Self-protection lies at the heart of South Pasadena’s very beginnings as a city

By Justin Chapman, Pasadena Weekly, 2/28/2013

Centuries before white settlers inhabited the southern portion of the San Gabriel Valley, the city we now call South Pasadena was home to members of the Hahamongna branch of the Tongva tribe of Native Americans.

Also known as Gabrielinos, tribe members built thatched dome structures along the banks of the seasonal Arroyo Seco. There they lived and worked the land and streams and traded with other Tongva tribe members who lived throughout modern-day Los Angeles. When South Pasadena incorporated in 1888, very few Native American people were allowed to own land.

“The Arroyo Seco was really the cradle of civilization for Indians that inhabited Pasadena and South Pasadena,” said South Pasadena City Librarian Steve Fjeldsted. “It not only gave them their water, but was also part of their trade and travel routes. Of course, later it became one of the first routes between Pasadena and Los Angeles.”
When Spanish explorers began colonizing the area in the 18th century, Indian culture was absorbed by the missionaries. California became a Mexican province when Mexico won independence from Spain. According to the definitive historical text by Jane Apostol, “South Pasadena: A Centennial History,” very few Indians received shares of land “when the property once controlled by the missions was given away in huge land grants on which ranchos were established.” Most of present-day Altadena, Pasadena, San Marino and South Pasadena formed the boundaries of Rancho San Pasqual.

What is now known as the Flores Adobe, the oldest house in South Pasadena, served as headquarters for Mexican Gen. José María Flores during the Mexican-American War in the 1840s. The adobe, which is still around today, is the place where Mexican commanders drew up their plan of surrender to the United States.

In the 1870s, members of the California Colony of Indiana began moving to the area and started purchasing property.

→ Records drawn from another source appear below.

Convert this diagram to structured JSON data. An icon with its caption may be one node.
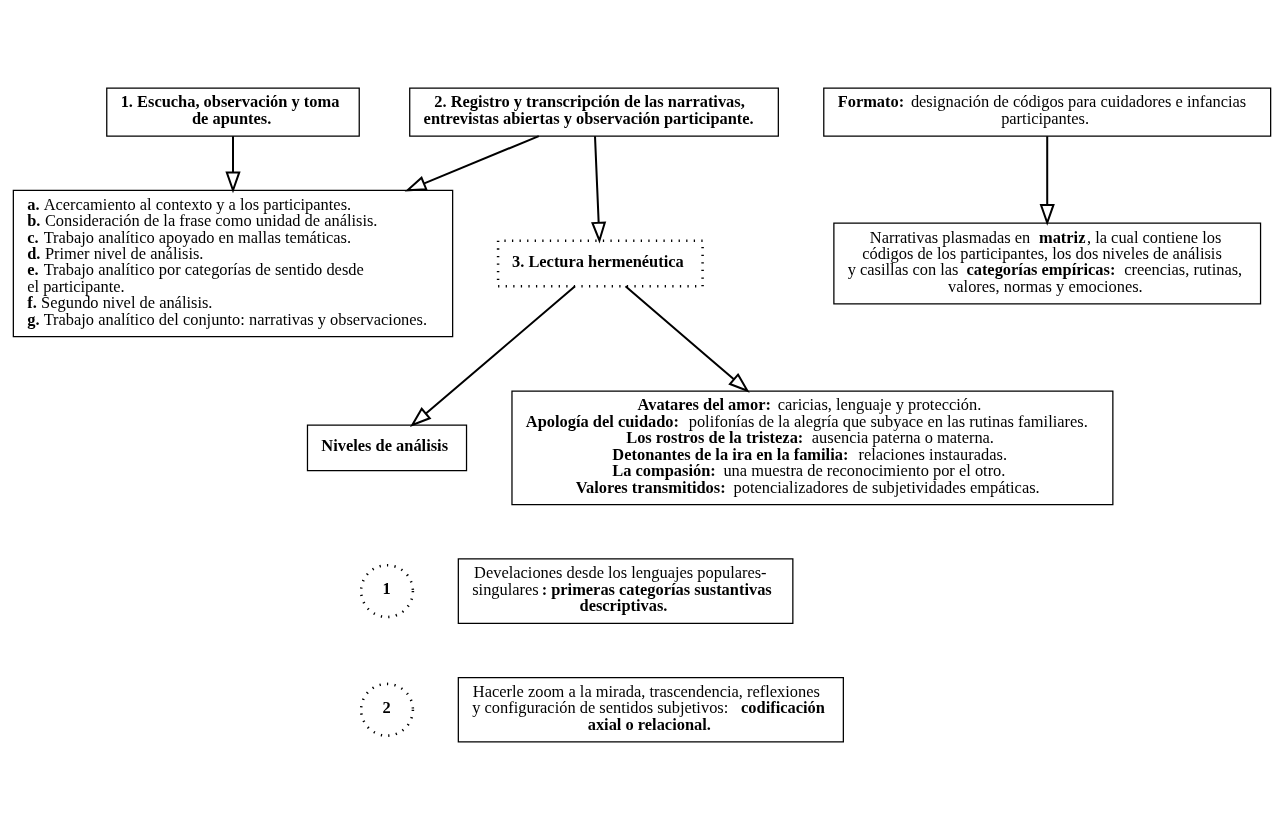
{
  "diagram": {
    "nodes": [
      {
        "text": [
          "1. Escucha, observación y toma de apuntes."
        ]
      },
      {
        "text": [
          "2. Registro y transcripción de las narrativas, entrevistas abiertas y observación participante."
        ]
      },
      {
        "text": [
          "**Formato:** designación de códigos para cuidadores e infancias participantes."
        ]
      },
      {
        "text": [
          "**a.** Acercamiento al contexto y a los participantes.",
          "**b.** Consideración de la frase como unidad de análisis.",
          "**c.** Trabajo analítico apoyado en mallas temáticas.",
          "**d.** Primer nivel de análisis.",
          "**e.** Trabajo analítico por categorías de sentido desde el participante.",
          "**f.** Segundo nivel de análisis.",
          "**g.** Trabajo analítico del conjunto: narrativas y observaciones."
        ]
      },
      {
        "text": [
          "Narrativas plasmadas en **matriz**, la cual contiene los códigos de los participantes, los dos niveles de análisis y casillas con las **categorías empíricas:** creencias, rutinas, valores, normas y emociones."
        ]
      },
      {
        "text": [
          "Niveles de análisis"
        ]
      },
      {
        "text": [
          "1"
        ]
      },
      {
        "text": [
          "Develaciones desde los lenguajes populares- singulares**: primeras categorías sustantivas descriptivas.**"
        ]
      },
      {
        "text": [
          "2"
        ]
      },
      {
        "text": [
          "Hacerle zoom a la mirada, trascendencia, reflexiones y configuración de sentidos subjetivos: **codificación axial o relacional.**"
        ]
      },
      {
        "text": [
          "3. Lectura hermenéutica"
        ]
      },
      {
        "text": [
          "**Avatares del amor:** caricias, lenguaje y protección.",
          "**Apología del cuidado:** polifonías de la alegría que subyace en las rutinas familiares.",
          "**Los rostros de la tristeza:** ausencia paterna o materna.",
          "**Detonantes de la ira en la familia:** relaciones instauradas.",
          "**La compasión:** una muestra de reconocimiento por el otro.",
          "**Valores transmitidos:** potencializadores de subjetividades empáticas."
        ]
      }
    ],
    "edges": [
      {
        "from": 0,
        "to": 3,
        "arrow": "to"
      },
      {
        "from": 2,
        "to": 4,
        "arrow": "to"
      },
      {
        "from": 1,
        "to": 3,
        "arrow": "to"
      },
      {
        "from": 1,
        "to": 10,
        "arrow": "to"
      },
      {
        "from": 10,
        "to": 5,
        "arrow": "to"
      },
      {
        "from": 10,
        "to": 11,
        "arrow": "to"
      }
    ]
  }
}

San Gabriel Orange Grove Association members Calvin Fletcher and Benjamin Eaton were among those who invested in land at the southern end of the colony, south of Columbia Street.

“They started subletting it, more people came out, and South Pasadena has remained independent and small to this day,” said Fjeldsted, “but that’s part of its earliest beginnings.”

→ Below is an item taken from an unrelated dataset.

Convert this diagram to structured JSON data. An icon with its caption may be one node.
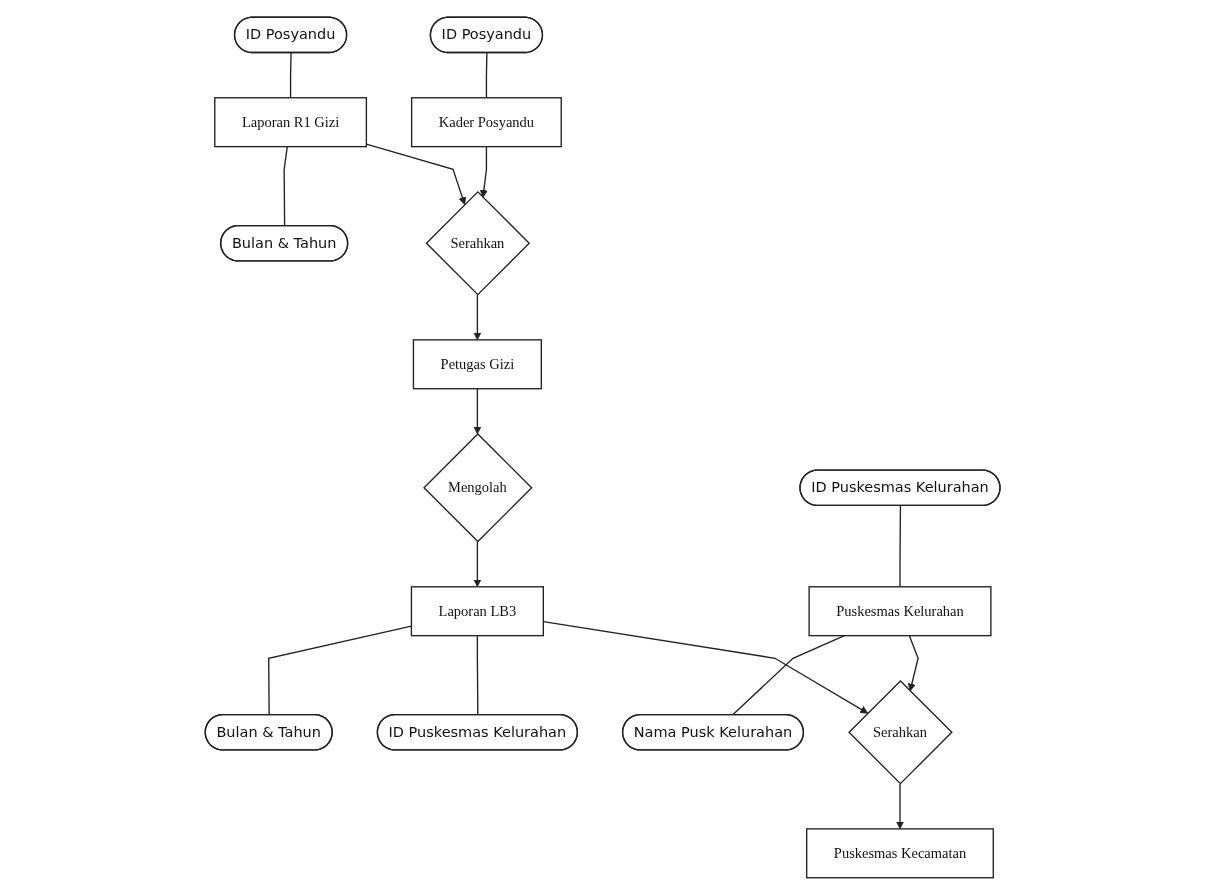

According to Fjeldsted, it is a common misconception that South Pasadena split off from Pasadena’s historic Indiana Colony to form its own city. In fact, residents of what used to be Rancho San Pasqual always thought of themselves as a separate entity from Pasadena, and petitioned for their own school district and post office a decade before incorporation.

“I think part of the misconception comes from its name, which makes it sound like it’s the southern part of Pasadena or Pasadena junior. But despite the name, South Pasadena is its own community,” said Fjeldsted.
One of the reasons residents of South Pasadena decided to incorporate was to keep Pasadena’s seedy elements away from its borders.
“There was a lot of wildness taking place in Pasadena: saloons, ladies of the night and other forms of wild behavior,” said Fjeldsted. “In order to stop it, Pasadena incorporated and had its own ordinances forbidding those things, but then it all moved down to the other side of Columbia Street. The settlers here didn’t want Pasadena’s riff raff and bad behavior coming to South Pasadena, so it incorporated on March 2, 1888, and passed the same ordinance that Pasadena had passed. That just moved some of those things farther south to Los Angeles, but that’s what solidified the entire community into being incorporated.”

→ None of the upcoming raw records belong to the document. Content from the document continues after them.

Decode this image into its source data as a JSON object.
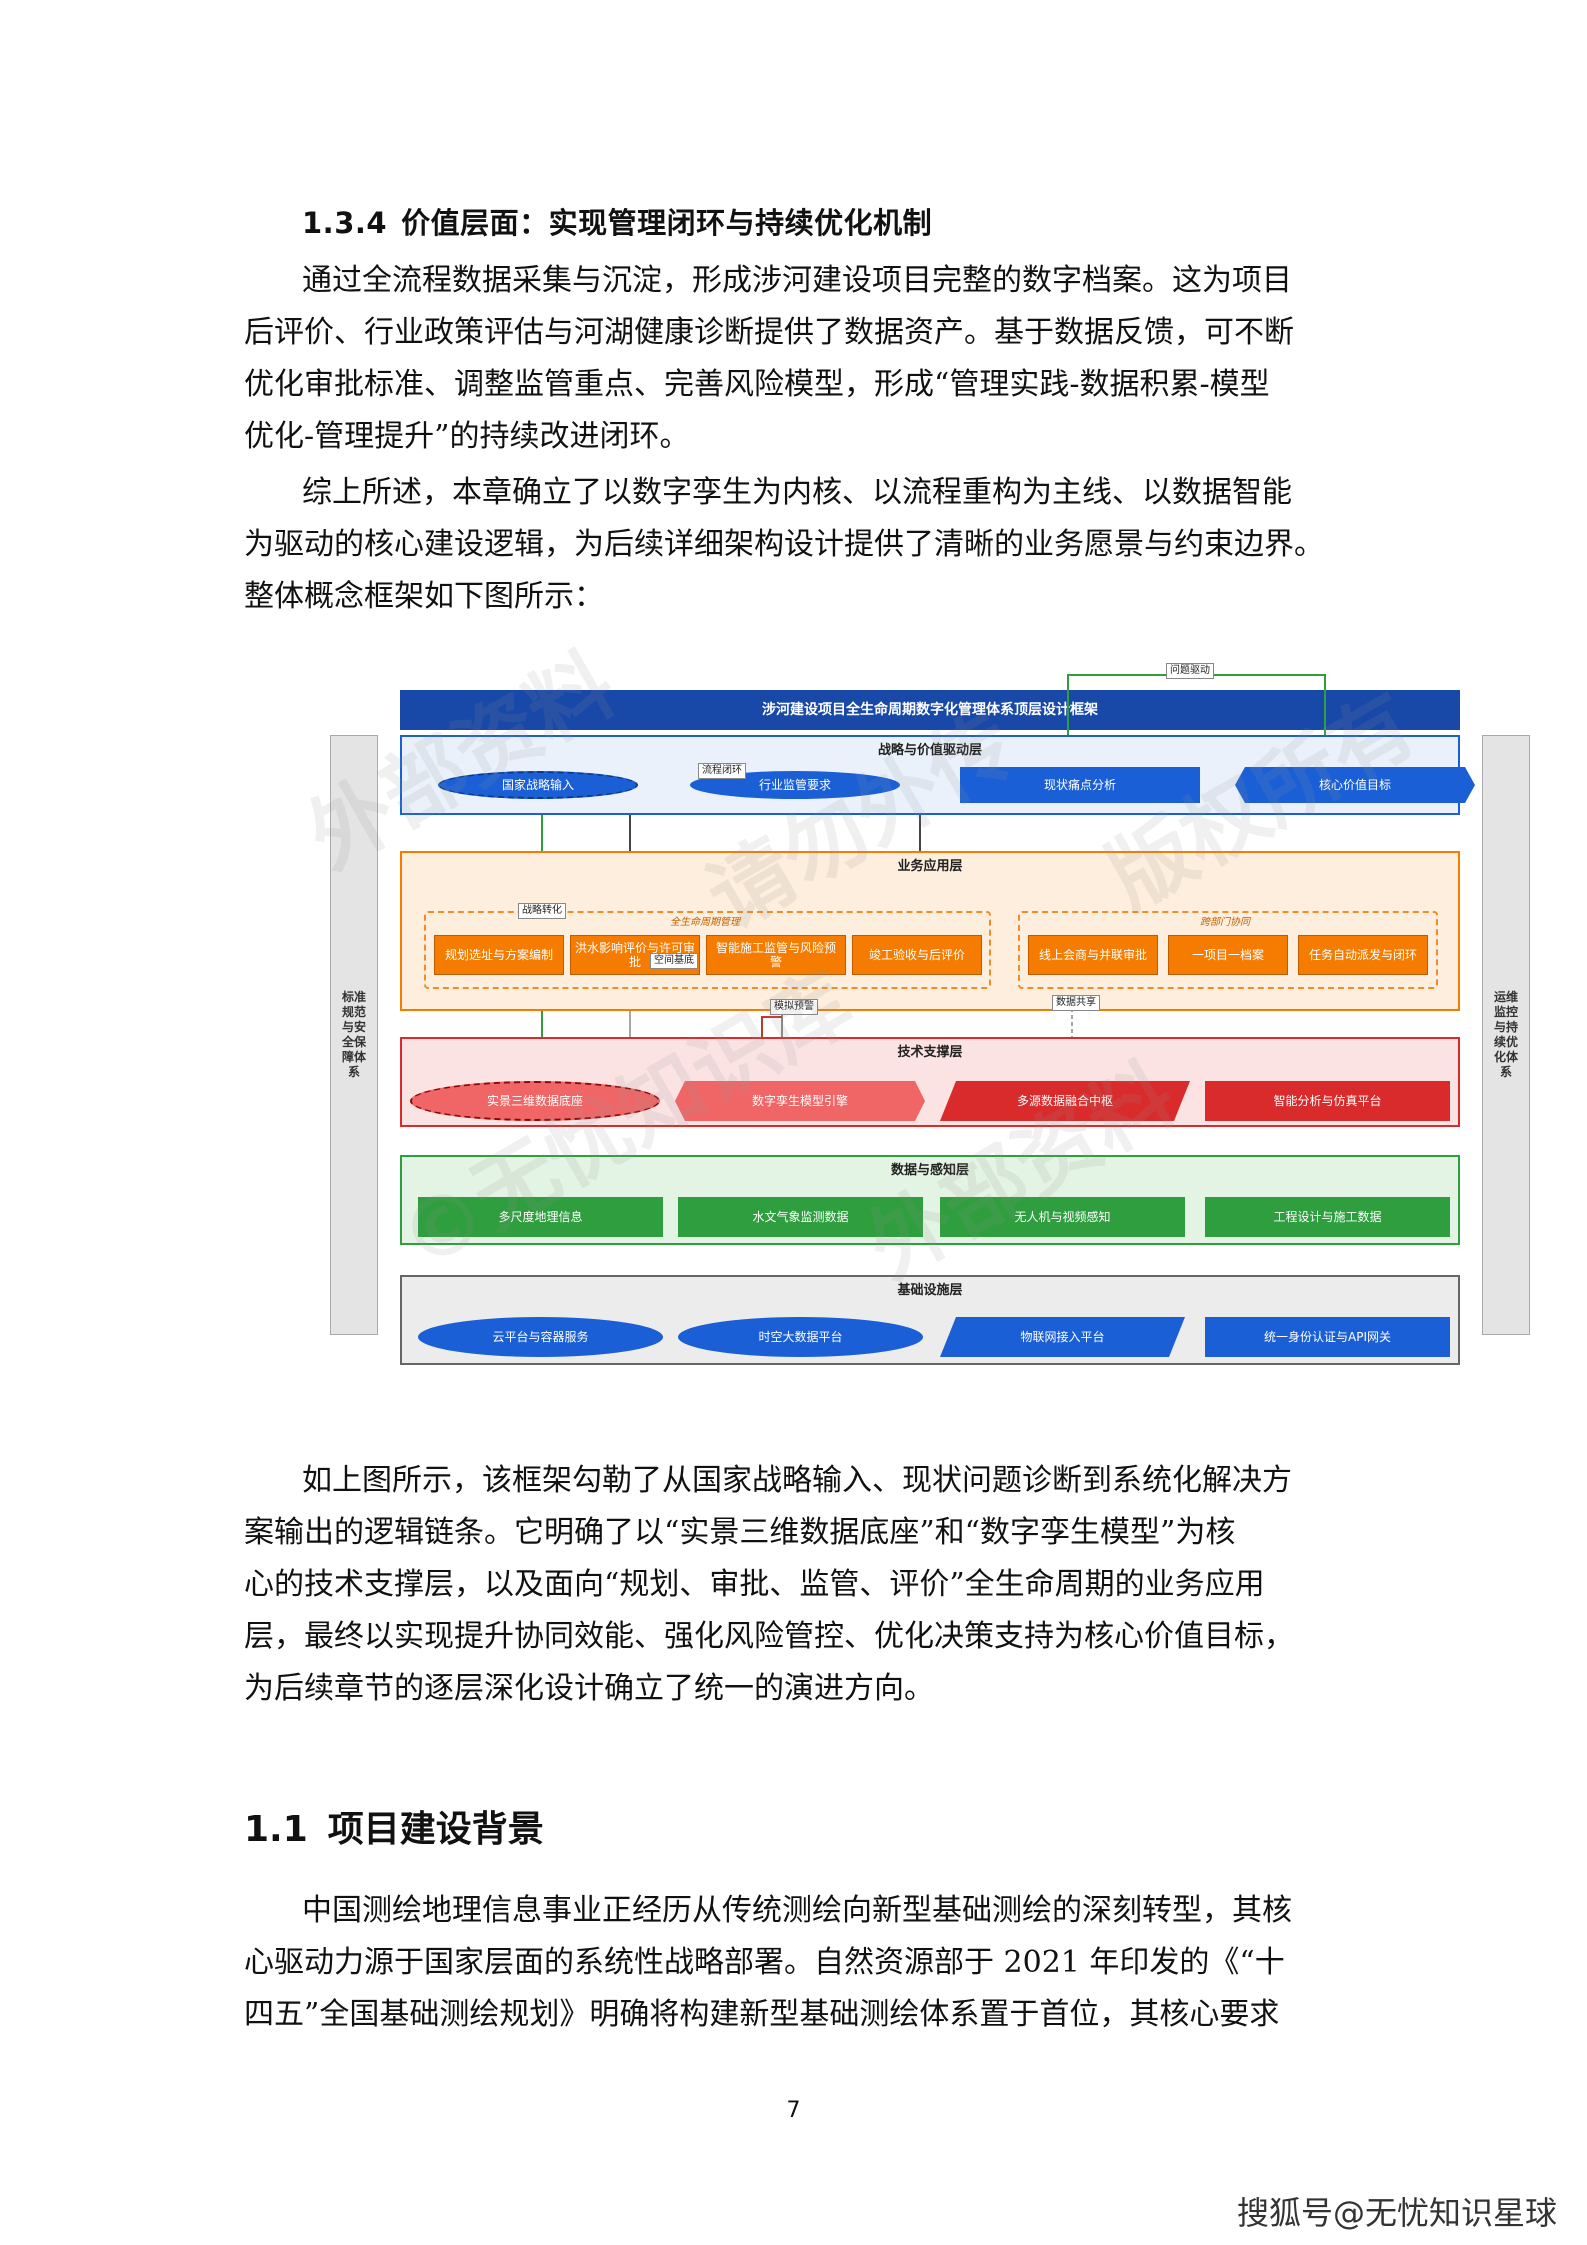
{
  "heading_134": {
    "number": "1.3.4",
    "title": "价值层面：实现管理闭环与持续优化机制"
  },
  "para1": [
    "通过全流程数据采集与沉淀，形成涉河建设项目完整的数字档案。这为项目",
    "后评价、行业政策评估与河湖健康诊断提供了数据资产。基于数据反馈，可不断",
    "优化审批标准、调整监管重点、完善风险模型，形成“管理实践-数据积累-模型",
    "优化-管理提升”的持续改进闭环。"
  ],
  "para2": [
    "综上所述，本章确立了以数字孪生为内核、以流程重构为主线、以数据智能",
    "为驱动的核心建设逻辑，为后续详细架构设计提供了清晰的业务愿景与约束边界。",
    "整体概念框架如下图所示："
  ],
  "figure": {
    "top_tag": "问题驱动",
    "title": "涉河建设项目全生命周期数字化管理体系顶层设计框架",
    "left_side": "标准规范与安全保障体系",
    "right_side": "运维监控与持续优化体系",
    "colors": {
      "blue": "#1a5fd6",
      "orange": "#f57c00",
      "red": "#d92b2b",
      "green": "#2e9e3e",
      "title": "#1848a8"
    },
    "strategy": {
      "title": "战略与价值驱动层",
      "items": [
        "国家战略输入",
        "行业监管要求",
        "现状痛点分析",
        "核心价值目标"
      ],
      "tag": "流程闭环"
    },
    "business": {
      "title": "业务应用层",
      "group1_label": "全生命周期管理",
      "group2_label": "跨部门协同",
      "items": [
        "规划选址与方案编制",
        "洪水影响评价与许可审批",
        "智能施工监管与风险预警",
        "竣工验收与后评价",
        "线上会商与并联审批",
        "一项目一档案",
        "任务自动派发与闭环"
      ],
      "tags": {
        "strategy_transform": "战略转化",
        "spatial_base": "空间基底",
        "model_warning": "模拟预警",
        "data_share": "数据共享"
      }
    },
    "tech": {
      "title": "技术支撑层",
      "items": [
        "实景三维数据底座",
        "数字孪生模型引擎",
        "多源数据融合中枢",
        "智能分析与仿真平台"
      ]
    },
    "data": {
      "title": "数据与感知层",
      "items": [
        "多尺度地理信息",
        "水文气象监测数据",
        "无人机与视频感知",
        "工程设计与施工数据"
      ]
    },
    "infra": {
      "title": "基础设施层",
      "items": [
        "云平台与容器服务",
        "时空大数据平台",
        "物联网接入平台",
        "统一身份认证与API网关"
      ]
    },
    "watermark": [
      "外部资料",
      "请勿外传",
      "版权所有",
      "©无忧知识库"
    ]
  },
  "para3": [
    "如上图所示，该框架勾勒了从国家战略输入、现状问题诊断到系统化解决方",
    "案输出的逻辑链条。它明确了以“实景三维数据底座”和“数字孪生模型”为核",
    "心的技术支撑层，以及面向“规划、审批、监管、评价”全生命周期的业务应用",
    "层，最终以实现提升协同效能、强化风险管控、优化决策支持为核心价值目标，",
    "为后续章节的逐层深化设计确立了统一的演进方向。"
  ],
  "heading_11": {
    "number": "1.1",
    "title": "项目建设背景"
  },
  "para4": [
    "中国测绘地理信息事业正经历从传统测绘向新型基础测绘的深刻转型，其核",
    "心驱动力源于国家层面的系统性战略部署。自然资源部于 2021 年印发的《“十",
    "四五”全国基础测绘规划》明确将构建新型基础测绘体系置于首位，其核心要求"
  ],
  "page_number": "7",
  "footer_watermark": "搜狐号@无忧知识星球"
}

Self-protection, which continues to be a strong trait of the community to this day, was at the heart of South Pasadena’s very beginnings as an official entity. Apostol noted that a leader of the temperance and anti-saloon movement of the day, Dr. Hiram Reid, said South Pasadenans had to incorporate in order to have “police control over their territory … and thus they were compelled by sheer necessity for self-protection to incur the expense and trouble of forming a city corporation.”